2. Davalı vekili; davacının 10.000,00 TL'lik kısmi dava açtığını, usulüne uygun bir ıslahın mevcut olmadığını, davada zamanaşımının gerçekleştiğini, davacının müvekkilin ecrimisil ödemelerini kabul ettiğini, müvekkilin yaptığı ödemelere karşı ihtirazi bir kayıtta da bulunmadığından cezai şartı talep etmesinin kanuna aykırı olduğunu, cezai şart miktarı müvekkili şirketin mahvına neden olacağından indirim yapılması gerektiğini ileri sürerek, kararın bozulmasını talep etmiştir.
C. Gerekçe
1. Uyuşmazlık ve Hukuki Nitelendirme
Uyuşmazlık, kiralananın sözleşmede öngörülen süre bitmesine rağmen tahliye edilmemesi nedeniyle cezai şart alacağı istemine ilişkindir.
2. İlgili Hukuk
1.2886 sayılı Devlet İhale Kanunu'nun (2886 sayılı Kanun) 75 inci maddesi,
2.Dairenin 04.04.2022 tarihli ve 2022/2082 E., 2022/3093 K. ve Yargıtay (Kapatılan) 6. Hukuk Dairesinin 01.10.2014 tarihli ve 2014/609 E., 2014/10712 K. sayılı emsal ilamları.
3. Değerlendirme
1. Temyiz olunan Bölge Adliye Mahkemesi kararında; hukuki ilişkinin ve bu ilişki nedeniyle ortaya çıkan uyuşmazlığa yukarıda yer verilen kanun maddelerinin doğru şekilde uygulanmasına göre davalının tüm, davacının sair temyiz itirazları yerinde görülmemiştir.

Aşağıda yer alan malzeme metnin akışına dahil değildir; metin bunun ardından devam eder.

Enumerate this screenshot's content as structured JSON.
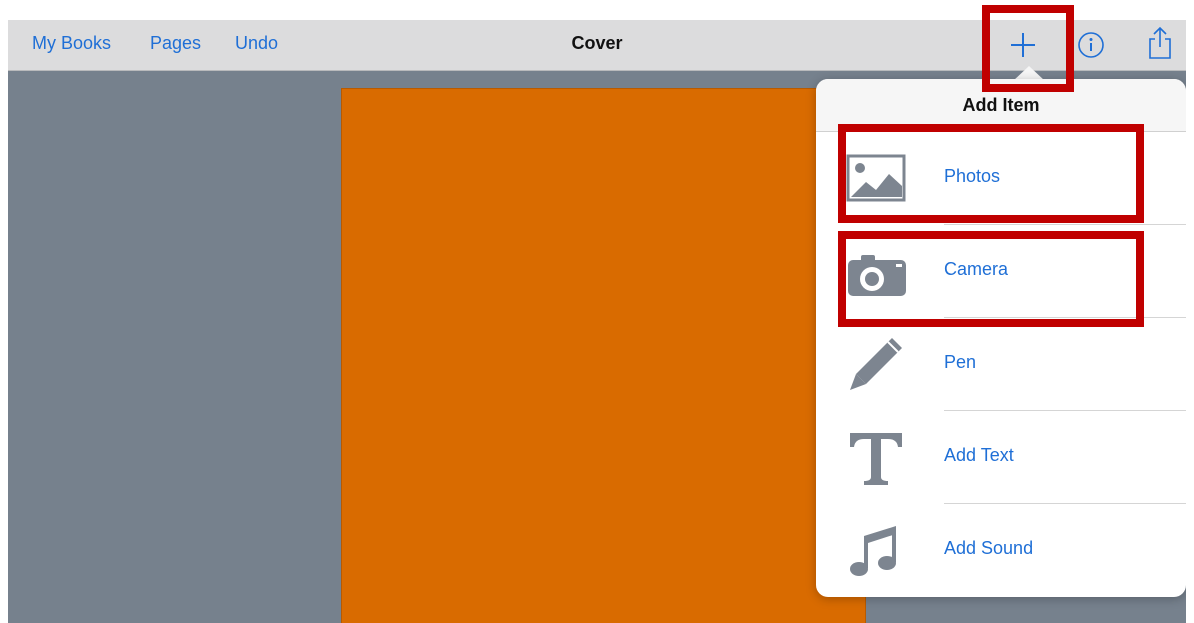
{
  "toolbar": {
    "my_books": "My Books",
    "pages": "Pages",
    "undo": "Undo",
    "title": "Cover",
    "icons": [
      "add-icon",
      "info-icon",
      "share-icon"
    ]
  },
  "popover": {
    "title": "Add Item",
    "items": [
      {
        "label": "Photos",
        "icon": "photos-icon"
      },
      {
        "label": "Camera",
        "icon": "camera-icon"
      },
      {
        "label": "Pen",
        "icon": "pen-icon"
      },
      {
        "label": "Add Text",
        "icon": "text-icon"
      },
      {
        "label": "Add Sound",
        "icon": "sound-icon"
      }
    ]
  },
  "colors": {
    "accent": "#1f6fd6",
    "canvas": "#76818d",
    "cover_page": "#d96b00",
    "highlight": "#c00000"
  }
}
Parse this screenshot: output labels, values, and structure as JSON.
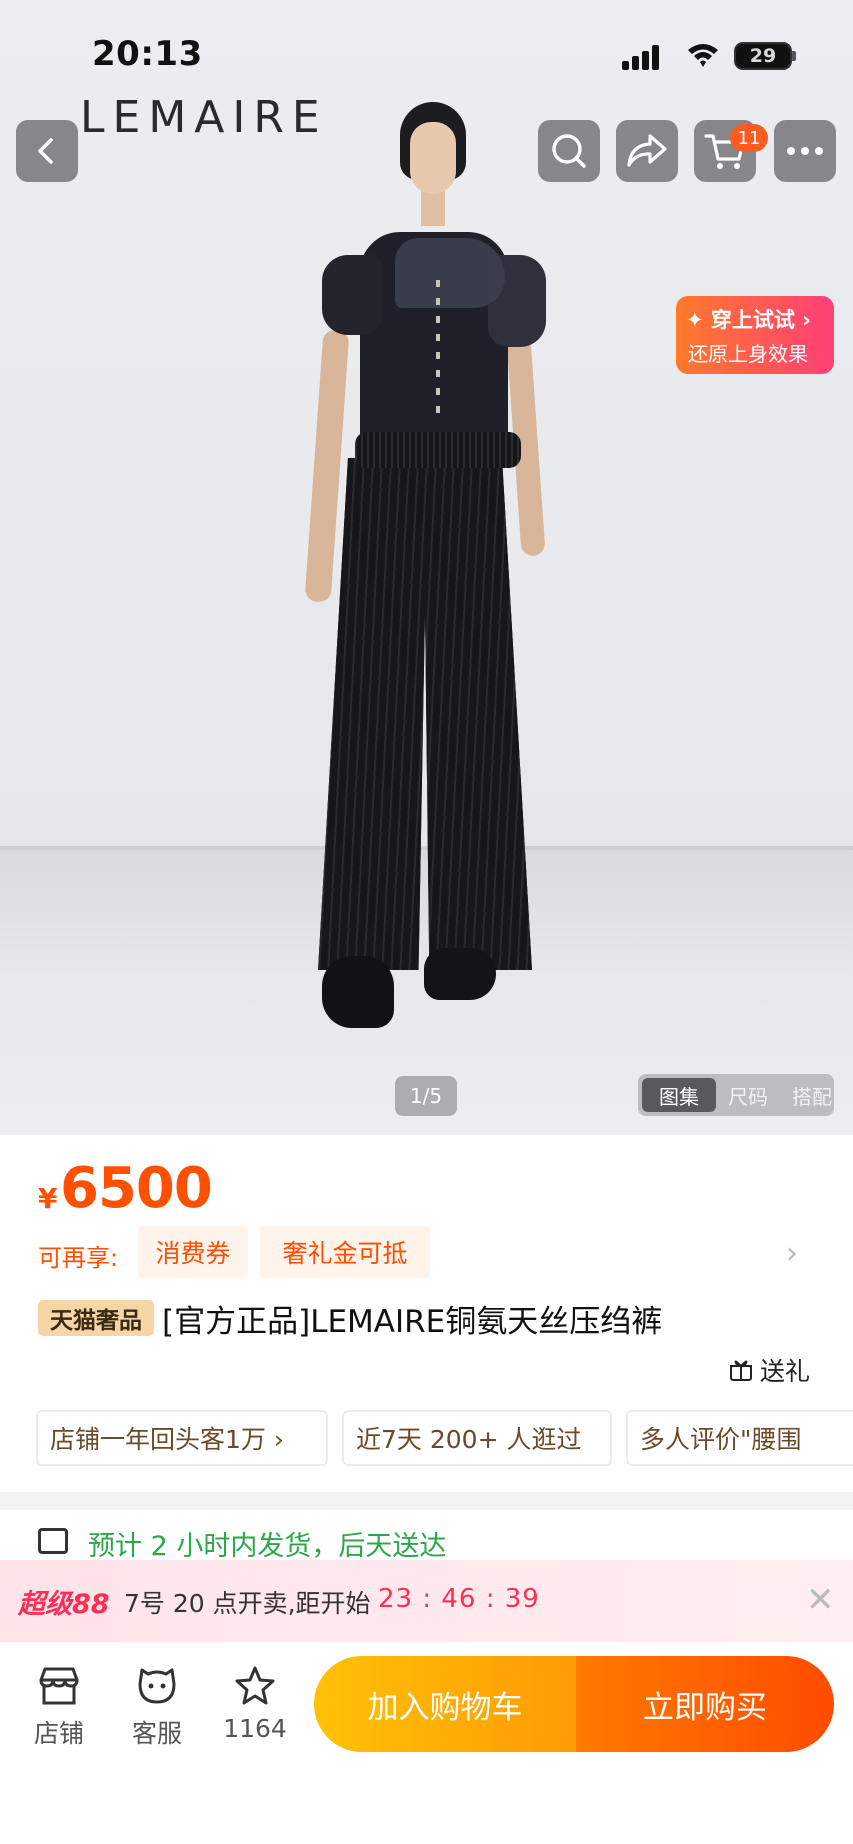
{
  "status_bar": {
    "time": "20:13",
    "battery": "29"
  },
  "header": {
    "brand": "LEMAIRE",
    "cart_count": "11"
  },
  "tryon": {
    "title": "✦ 穿上试试 ›",
    "subtitle": "还原上身效果"
  },
  "gallery": {
    "pager": "1/5",
    "tabs": [
      "图集",
      "尺码",
      "搭配"
    ],
    "active_tab": "图集"
  },
  "price": {
    "currency": "¥",
    "amount": "6500"
  },
  "benefits": {
    "label": "可再享:",
    "chips": [
      "消费券",
      "奢礼金可抵"
    ]
  },
  "product": {
    "tag": "天猫奢品",
    "title": "[官方正品]LEMAIRE铜氨天丝压绉裤",
    "gift_label": "送礼"
  },
  "highlights": [
    "店铺一年回头客1万 ›",
    "近7天 200+ 人逛过",
    "多人评价\"腰围"
  ],
  "shipping": {
    "text": "预计 2 小时内发货，后天送达"
  },
  "promo": {
    "logo": "超级88",
    "text": "7号 20 点开卖,距开始",
    "countdown": "23 : 46 : 39"
  },
  "bottom_bar": {
    "store_label": "店铺",
    "service_label": "客服",
    "favorites_count": "1164",
    "add_to_cart": "加入购物车",
    "buy_now": "立即购买"
  },
  "colors": {
    "accent": "#ff5000",
    "promo": "#ff2e55",
    "cart_btn": "#ffb300",
    "buy_btn": "#ff5a00"
  }
}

2. Taraflar arasında düzenlenen 01.10.2002 başlangıç tarihli ve 1 yıl süreli kira sözleşmesinin eki şartnamenin (12) maddesinde; kira süresi sona erdiği halde kiralanan kiracı tarafından tahliye edilmediği takdirde her geçen gün için, o yıl kira bedelinin %50 fazlasının ceza olarak ödeneceği düzenlemesi yer almaktadır. 2886 sayılı Kanun’un 75 inci maddesi uyarınca, kira süresinin sona ermesiyle taraflar arasındaki kira sözleşmesi sona ermiş olup, davalı süre sonundan itibaren fuzuli şagil konumundadır. Davalı hakkında tahakkuk ettirilen ecrimisil bedelleri ise haksız işgal karşılığıdır. Buna bağlı olarak haksız işgal karşılığı davalıdan tahsil edilen ecrimisil bedelinin, sözleşmeden kaynaklanan cezai şart bedelinden mahsup edilmesi doğru değildir.

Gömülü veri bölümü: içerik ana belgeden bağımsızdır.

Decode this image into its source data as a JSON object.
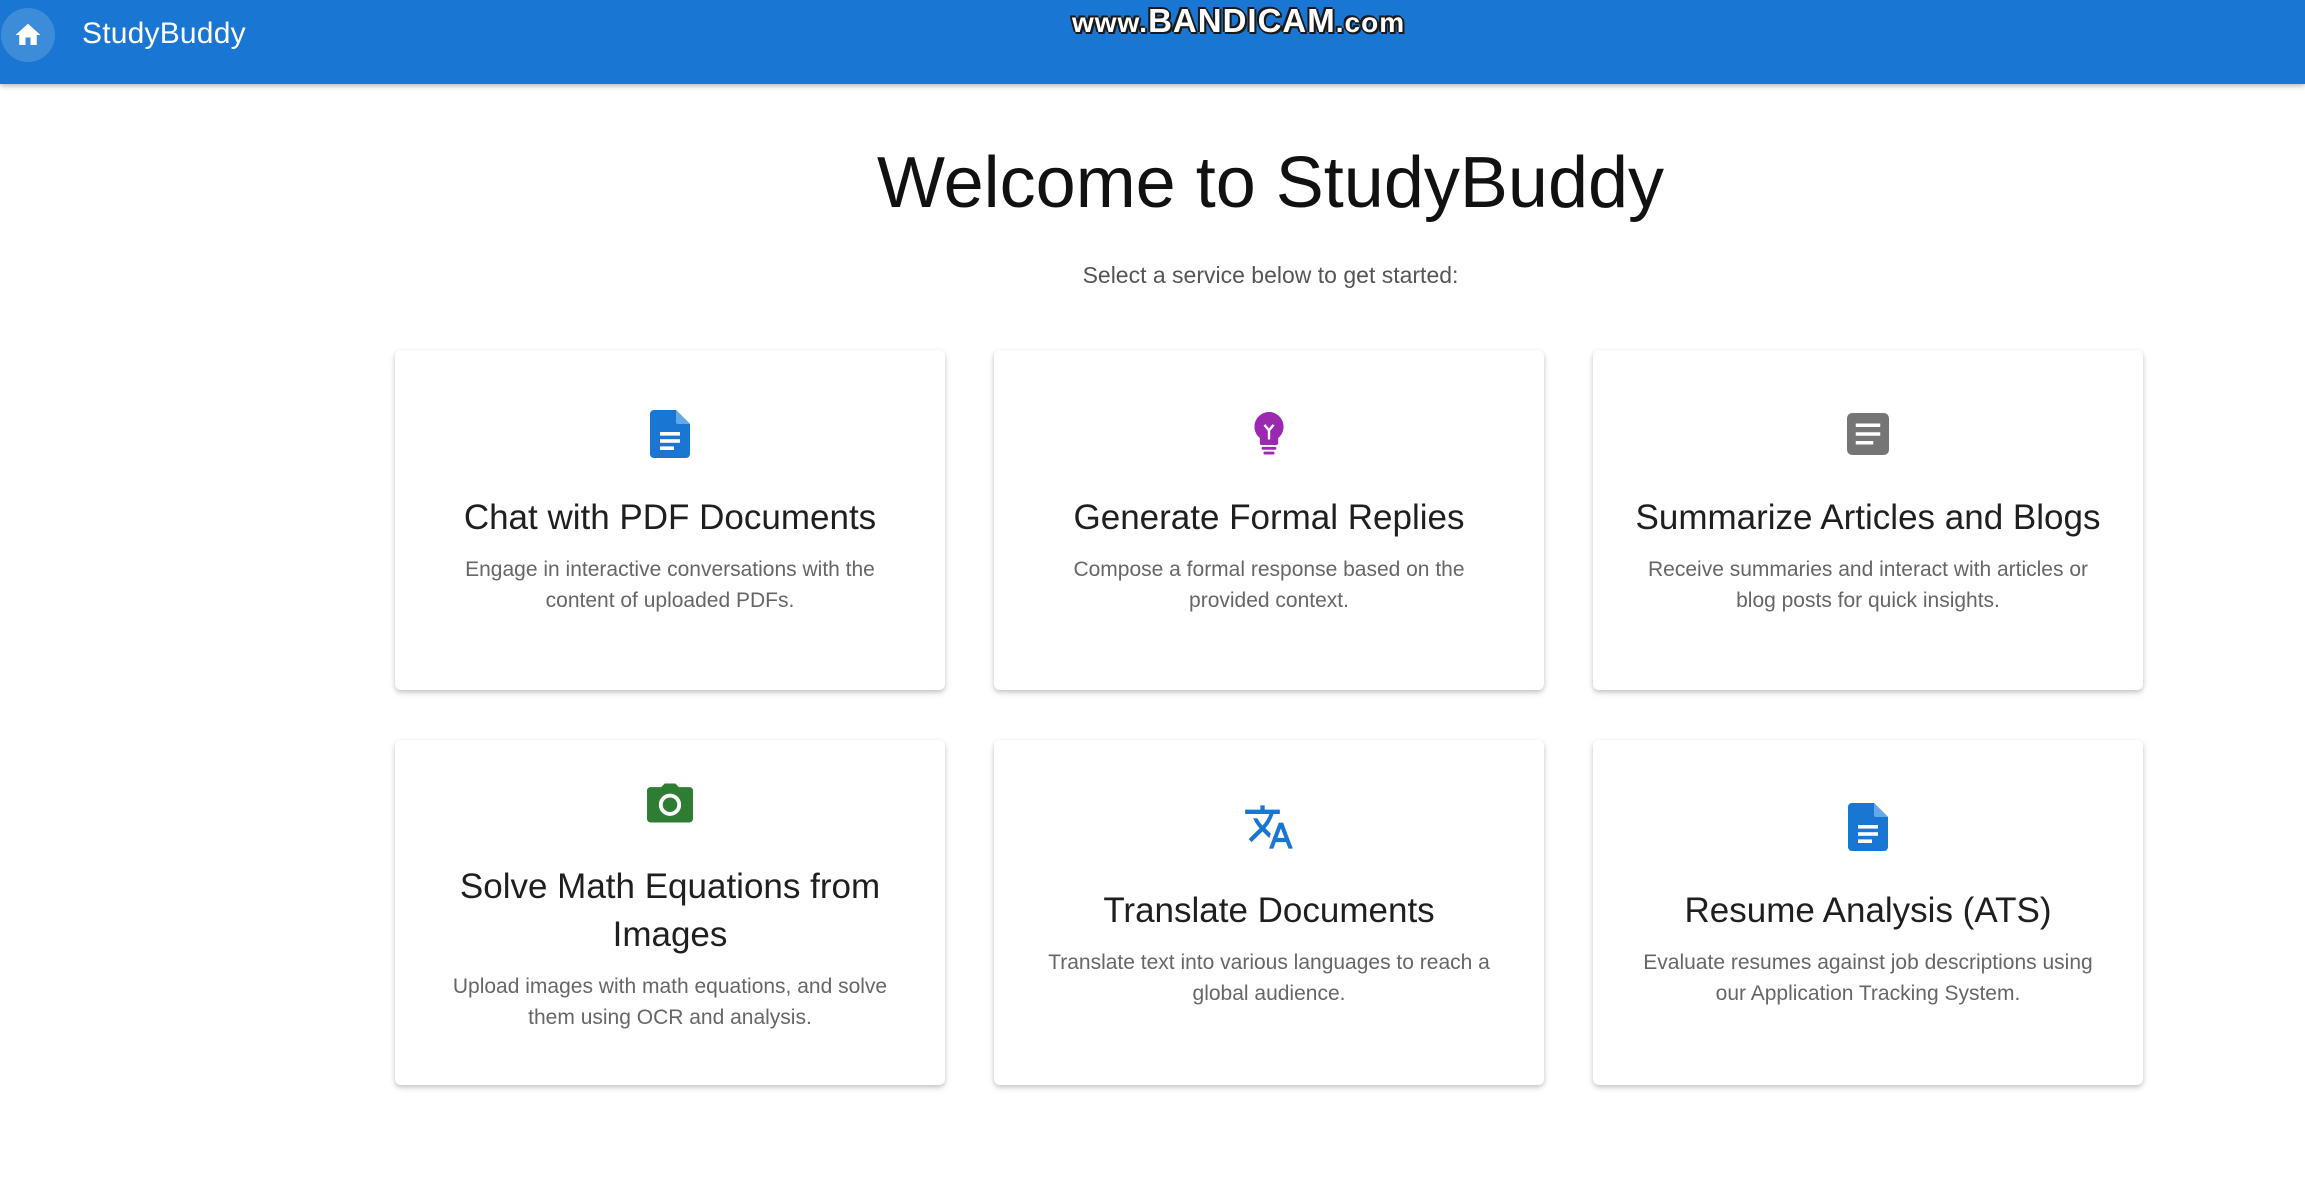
{
  "appbar": {
    "title": "StudyBuddy",
    "home_icon": "home-icon",
    "watermark": {
      "prefix": "www.",
      "brand": "BANDICAM",
      "suffix": ".com"
    },
    "color": "#1976d2"
  },
  "main": {
    "title": "Welcome to StudyBuddy",
    "subtitle": "Select a service below to get started:"
  },
  "cards": [
    {
      "title": "Chat with PDF Documents",
      "description": "Engage in interactive conversations with the content of uploaded PDFs.",
      "icon": "document-icon",
      "icon_color": "#1976d2"
    },
    {
      "title": "Generate Formal Replies",
      "description": "Compose a formal response based on the provided context.",
      "icon": "lightbulb-icon",
      "icon_color": "#9c27b0"
    },
    {
      "title": "Summarize Articles and Blogs",
      "description": "Receive summaries and interact with articles or blog posts for quick insights.",
      "icon": "article-icon",
      "icon_color": "#757575"
    },
    {
      "title": "Solve Math Equations from Images",
      "description": "Upload images with math equations, and solve them using OCR and analysis.",
      "icon": "camera-icon",
      "icon_color": "#2e7d32"
    },
    {
      "title": "Translate Documents",
      "description": "Translate text into various languages to reach a global audience.",
      "icon": "translate-icon",
      "icon_color": "#1976d2"
    },
    {
      "title": "Resume Analysis (ATS)",
      "description": "Evaluate resumes against job descriptions using our Application Tracking System.",
      "icon": "document-icon",
      "icon_color": "#1976d2"
    }
  ]
}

Hal böyle olunca, Bölge Adliye Mahkemesince; davalı tarafından ödenen ecrimisil tutarı, cezai şart bedelinden mahsup edilmeden davanın esası hakkında bir karar verilmesi gerekirken; yazılı şekilde karar verilmiş olması, doğru görülmemiş bozmayı gerektirmiştir.
VI. KARAR
Açıklanan sebeplerle;
1. Davalı vekilinin tüm, davacı vekilinin sair temyiz itirazlarının reddine,
2. Temyiz olunan Bölge Adliye Mahkemesi kararının 6100 sayılı Kanun'un 371 inci maddesi uyarınca davacı yararına BOZULMASINA,
Aşağıda yazılı bakiye temyiz harcının temyiz eden davalıya yükletilmesine,
28.000,00 TL Yargıtay duruşması vekalet ücretinin davalıdan alınıp davacıya verilmesine,
Dosyanın kararı veren Bölge Adliye Mahkemesine gönderilmesine,
30.10.2024 tarihinde oy çokluğuyla karar verildi.
K A R Ş I O Y
Davacı 15.04.2013 tarihli dava dilekçesi ile kira sözleşmesi eki kira şartnamesi 12.m. göre fazlası saklı kalmak kaydıyla taşınmaz mal kira şartnamesi hükümleri gereğince bilirkişi incelemesi sonucu belirlenecek cezai şartın faizi ile birlikte davalıdan tahsiline karar verilmesini talep etmiştir.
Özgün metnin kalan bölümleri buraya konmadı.